Lettres de Joubert – 17 août 1796
Vérone, le 17 août 1796
… Je ne puis attribuer ce silence sur mes opérations qu’aux raisons qu’à le général Masséna de ne point faire connaître un événement où l’on verrait de sa faute. Nous étions en difficulté sur le poste de Corona: je prétendais que je pouvais être tourné par ma gauche; que nos forces n’y étaient point suffisantes; qu’il fallait, pour me soutenir, avancer la tête d’une autre brigade; je prétendais qu’une demi-brigade que j’avais eu ordre de placer sur ma droite pouvait être coupée sans que je pusse la secourir. Le chef de l’état-major vint pour juger ce différend qui intéressait l’armée, car Corona en était la clé. Il vit que j’avais raison, et il allait rectifier ma position; mais l’ennemi le prévint, et je fus attaqué avant le changement.
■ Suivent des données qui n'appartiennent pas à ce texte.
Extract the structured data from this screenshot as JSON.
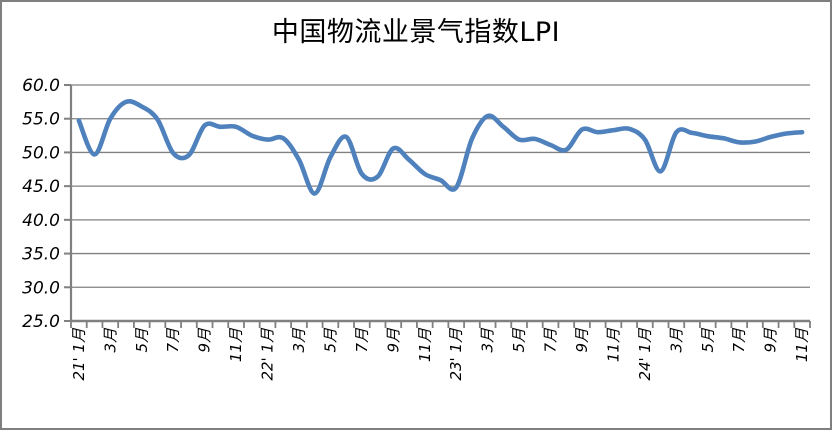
{
  "title": "中国物流业景气指数LPI",
  "chart_data": {
    "type": "line",
    "series": [
      {
        "name": "LPI",
        "color": "#4F81BD",
        "values": [
          54.7,
          49.7,
          55.0,
          57.5,
          56.8,
          54.9,
          49.9,
          49.6,
          54.0,
          53.8,
          53.8,
          52.5,
          51.9,
          52.1,
          48.9,
          43.9,
          49.3,
          52.3,
          46.8,
          46.4,
          50.6,
          48.9,
          46.8,
          45.9,
          44.8,
          52.0,
          55.4,
          53.8,
          51.9,
          52.0,
          51.1,
          50.4,
          53.4,
          53.0,
          53.3,
          53.5,
          51.9,
          47.2,
          53.0,
          52.9,
          52.4,
          52.1,
          51.5,
          51.6,
          52.3,
          52.8,
          53.0
        ]
      }
    ],
    "x_frequency": "monthly",
    "x_tick_labels": [
      "21' 1月",
      "3月",
      "5月",
      "7月",
      "9月",
      "11月",
      "22' 1月",
      "3月",
      "5月",
      "7月",
      "9月",
      "11月",
      "23' 1月",
      "3月",
      "5月",
      "7月",
      "9月",
      "11月",
      "24' 1月",
      "3月",
      "5月",
      "7月",
      "9月",
      "11月"
    ],
    "x_label_interval": 2,
    "ylim": [
      25,
      60
    ],
    "ytick_step": 5,
    "ytick_labels": [
      "60.0",
      "55.0",
      "50.0",
      "45.0",
      "40.0",
      "35.0",
      "30.0",
      "25.0"
    ],
    "grid": true,
    "legend": "none",
    "grid_color": "#808080",
    "axis_color": "#808080",
    "tick_color": "#808080",
    "line_color": "#4F81BD",
    "background_color": "#FFFFFF",
    "border_color": "#7F7F7F"
  }
}
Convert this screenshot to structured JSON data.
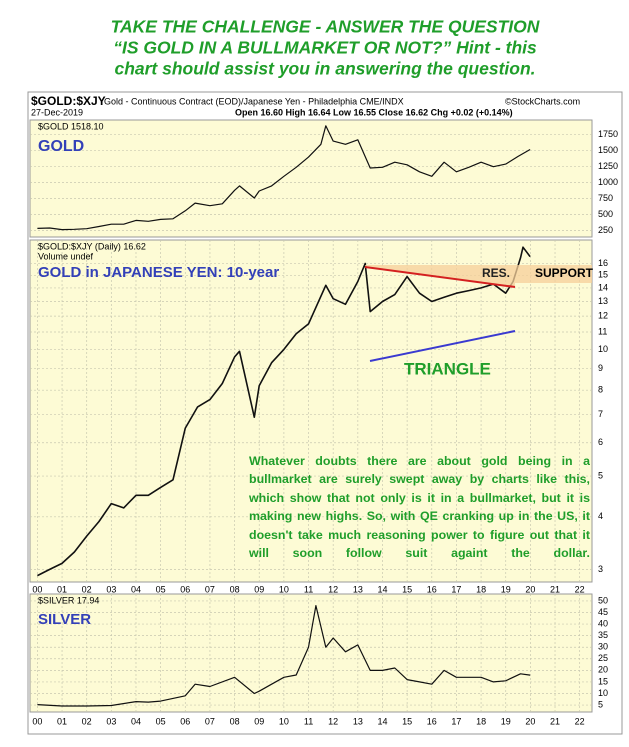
{
  "header": {
    "lines": [
      "TAKE THE CHALLENGE - ANSWER THE QUESTION",
      "“IS GOLD IN A BULLMARKET OR NOT?” Hint - this",
      "chart should assist you in answering the question."
    ]
  },
  "chart_header": {
    "symbol": "$GOLD:$XJY",
    "description": "Gold - Continuous Contract (EOD)/Japanese Yen - Philadelphia CME/INDX",
    "source": "©StockCharts.com",
    "date": "27-Dec-2019",
    "ohlc": "Open 16.60 High 16.64 Low 16.55 Close 16.62 Chg +0.02 (+0.14%)"
  },
  "chart_data": [
    {
      "type": "line",
      "panel_title": "GOLD",
      "log": false,
      "grid": true,
      "xlim": [
        -0.3,
        22.5
      ],
      "ylim": [
        150,
        1980
      ],
      "yticks": [
        250,
        500,
        750,
        1000,
        1250,
        1500,
        1750
      ],
      "x": [
        0,
        0.5,
        1,
        1.5,
        2,
        2.5,
        3,
        3.5,
        4,
        4.5,
        5,
        5.5,
        6,
        6.4,
        7,
        7.5,
        8,
        8.2,
        8.8,
        9,
        9.5,
        10,
        10.5,
        11,
        11.5,
        11.7,
        12,
        12.5,
        13,
        13.5,
        14,
        14.5,
        15,
        15.5,
        16,
        16.5,
        17,
        17.5,
        18,
        18.5,
        19,
        19.5,
        19.99
      ],
      "series": [
        {
          "name": "$GOLD 1518.10",
          "color": "#111111",
          "values": [
            285,
            290,
            265,
            270,
            280,
            315,
            350,
            350,
            410,
            395,
            425,
            435,
            560,
            680,
            640,
            670,
            880,
            950,
            760,
            870,
            950,
            1100,
            1240,
            1400,
            1600,
            1890,
            1650,
            1600,
            1670,
            1230,
            1240,
            1320,
            1280,
            1170,
            1100,
            1320,
            1170,
            1240,
            1320,
            1250,
            1290,
            1410,
            1518
          ]
        }
      ]
    },
    {
      "type": "line",
      "panel_title": "GOLD in JAPANESE YEN: 10-year",
      "volume_label": "Volume undef",
      "log": true,
      "grid": true,
      "annotations": [
        "RES.",
        "SUPPORT",
        "TRIANGLE",
        "Whatever doubts there are about gold being in a bullmarket are surely swept away by charts like this, which show that not only is it in a bullmarket, but it is making new highs. So, with QE cranking up in the US, it doesn't take much reasoning power to figure out that it will soon follow suit againt the dollar."
      ],
      "xlim": [
        -0.3,
        22.5
      ],
      "ylim": [
        2.8,
        18.2
      ],
      "yticks": [
        3,
        4,
        5,
        6,
        7,
        8,
        9,
        10,
        11,
        12,
        13,
        14,
        15,
        16
      ],
      "xticks": [
        {
          "value": 0,
          "label": "00"
        },
        {
          "value": 1,
          "label": "01"
        },
        {
          "value": 2,
          "label": "02"
        },
        {
          "value": 3,
          "label": "03"
        },
        {
          "value": 4,
          "label": "04"
        },
        {
          "value": 5,
          "label": "05"
        },
        {
          "value": 6,
          "label": "06"
        },
        {
          "value": 7,
          "label": "07"
        },
        {
          "value": 8,
          "label": "08"
        },
        {
          "value": 9,
          "label": "09"
        },
        {
          "value": 10,
          "label": "10"
        },
        {
          "value": 11,
          "label": "11"
        },
        {
          "value": 12,
          "label": "12"
        },
        {
          "value": 13,
          "label": "13"
        },
        {
          "value": 14,
          "label": "14"
        },
        {
          "value": 15,
          "label": "15"
        },
        {
          "value": 16,
          "label": "16"
        },
        {
          "value": 17,
          "label": "17"
        },
        {
          "value": 18,
          "label": "18"
        },
        {
          "value": 19,
          "label": "19"
        },
        {
          "value": 20,
          "label": "20"
        },
        {
          "value": 21,
          "label": "21"
        },
        {
          "value": 22,
          "label": "22"
        }
      ],
      "x": [
        0,
        0.5,
        1,
        1.5,
        2,
        2.5,
        3,
        3.5,
        4,
        4.5,
        5,
        5.5,
        6,
        6.5,
        7,
        7.5,
        8,
        8.2,
        8.8,
        9,
        9.5,
        10,
        10.5,
        11,
        11.7,
        12,
        12.5,
        13,
        13.3,
        13.5,
        14,
        14.5,
        15,
        15.5,
        16,
        16.5,
        17,
        17.5,
        18,
        18.5,
        19,
        19.3,
        19.6,
        19.7,
        19.99
      ],
      "series": [
        {
          "name": "$GOLD:$XJY (Daily) 16.62",
          "color": "#111111",
          "values": [
            2.9,
            3.0,
            3.1,
            3.3,
            3.6,
            3.9,
            4.3,
            4.2,
            4.5,
            4.5,
            4.7,
            4.9,
            6.5,
            7.3,
            7.6,
            8.3,
            9.6,
            9.9,
            6.9,
            8.2,
            9.3,
            10.0,
            10.9,
            11.5,
            14.2,
            13.2,
            12.8,
            14.5,
            16.0,
            12.3,
            13.0,
            13.5,
            14.9,
            13.6,
            13.0,
            13.3,
            13.6,
            13.8,
            14.0,
            14.3,
            13.6,
            14.5,
            16.5,
            17.5,
            16.62
          ]
        }
      ]
    },
    {
      "type": "line",
      "panel_title": "SILVER",
      "log": false,
      "grid": true,
      "xlim": [
        -0.3,
        22.5
      ],
      "ylim": [
        2,
        53
      ],
      "yticks": [
        5,
        10,
        15,
        20,
        25,
        30,
        35,
        40,
        45,
        50
      ],
      "xticks": [
        {
          "value": 0,
          "label": "00"
        },
        {
          "value": 1,
          "label": "01"
        },
        {
          "value": 2,
          "label": "02"
        },
        {
          "value": 3,
          "label": "03"
        },
        {
          "value": 4,
          "label": "04"
        },
        {
          "value": 5,
          "label": "05"
        },
        {
          "value": 6,
          "label": "06"
        },
        {
          "value": 7,
          "label": "07"
        },
        {
          "value": 8,
          "label": "08"
        },
        {
          "value": 9,
          "label": "09"
        },
        {
          "value": 10,
          "label": "10"
        },
        {
          "value": 11,
          "label": "11"
        },
        {
          "value": 12,
          "label": "12"
        },
        {
          "value": 13,
          "label": "13"
        },
        {
          "value": 14,
          "label": "14"
        },
        {
          "value": 15,
          "label": "15"
        },
        {
          "value": 16,
          "label": "16"
        },
        {
          "value": 17,
          "label": "17"
        },
        {
          "value": 18,
          "label": "18"
        },
        {
          "value": 19,
          "label": "19"
        },
        {
          "value": 20,
          "label": "20"
        },
        {
          "value": 21,
          "label": "21"
        },
        {
          "value": 22,
          "label": "22"
        }
      ],
      "x": [
        0,
        1,
        2,
        3,
        4,
        4.5,
        5,
        6,
        6.4,
        7,
        8,
        8.8,
        9,
        9.5,
        10,
        10.5,
        11,
        11.3,
        11.7,
        12,
        12.5,
        13,
        13.5,
        14,
        14.5,
        15,
        15.5,
        16,
        16.5,
        17,
        17.5,
        18,
        18.5,
        19,
        19.6,
        19.99
      ],
      "series": [
        {
          "name": "$SILVER 17.94",
          "color": "#111111",
          "values": [
            5.2,
            4.6,
            4.6,
            4.8,
            6.5,
            6.3,
            6.7,
            9,
            14,
            13,
            17,
            10,
            11,
            14,
            17,
            18,
            30,
            48,
            30,
            34,
            28,
            31,
            20,
            20,
            21,
            16,
            15,
            14,
            20,
            17,
            17,
            17,
            15,
            15.5,
            18.5,
            17.94
          ]
        }
      ]
    }
  ]
}
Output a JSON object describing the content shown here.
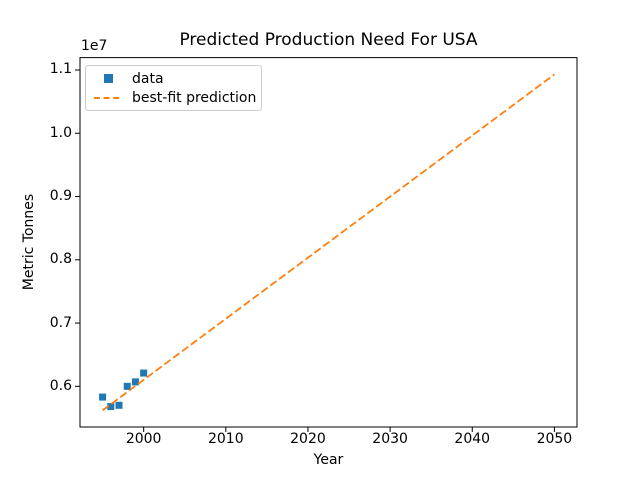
{
  "figure": {
    "title": "Predicted Production Need For USA",
    "xlabel": "Year",
    "ylabel": "Metric Tonnes",
    "y_axis_offset_text": "1e7"
  },
  "legend": {
    "position": "upper-left",
    "entries": [
      {
        "label": "data",
        "marker": "square",
        "color": "#1f77b4"
      },
      {
        "label": "best-fit prediction",
        "marker": "dashed-line",
        "color": "#ff7f0e"
      }
    ]
  },
  "chart_data": {
    "type": "scatter",
    "title": "Predicted Production Need For USA",
    "xlabel": "Year",
    "ylabel": "Metric Tonnes",
    "y_scale_factor": "1e7",
    "grid": false,
    "legend_position": "upper-left",
    "xlim": [
      1992.25,
      2052.75
    ],
    "ylim": [
      5357000,
      11196000
    ],
    "xticks": [
      2000,
      2010,
      2020,
      2030,
      2040,
      2050
    ],
    "xtick_labels": [
      "2000",
      "2010",
      "2020",
      "2030",
      "2040",
      "2050"
    ],
    "yticks": [
      6000000,
      7000000,
      8000000,
      9000000,
      10000000,
      11000000
    ],
    "ytick_labels": [
      "0.6",
      "0.7",
      "0.8",
      "0.9",
      "1.0",
      "1.1"
    ],
    "series": [
      {
        "name": "data",
        "kind": "scatter",
        "marker": "square",
        "color": "#1f77b4",
        "x": [
          1995,
          1996,
          1997,
          1998,
          1999,
          2000
        ],
        "y": [
          5830000,
          5680000,
          5700000,
          6000000,
          6070000,
          6210000
        ]
      },
      {
        "name": "best-fit prediction",
        "kind": "line",
        "style": "dashed",
        "color": "#ff7f0e",
        "x": [
          1995,
          2050
        ],
        "y": [
          5620000,
          10930000
        ]
      }
    ]
  }
}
Tout ce que j’avais prévu est arrivé; c’était ce qu’on disait partout au quartier général; je n’ai donc aucune inquiétude là-dessus; mais Masséna n’a eu intèrêt de ne rendre compte de rien que pour ne pas faire parler davantage; et j’ai raison d’être fâché d’un silence qui fait tort non-seulement à moi, peu m’importerait, mais à toutes mes braves troupes et à des officiers qui se sont distingués. Piqué de voir ma brigade oubliée, j’ai profité de l’ordre du chef de l’état-major de faire un narré historique de mes opérations pour avouer franchement mon mécontentement.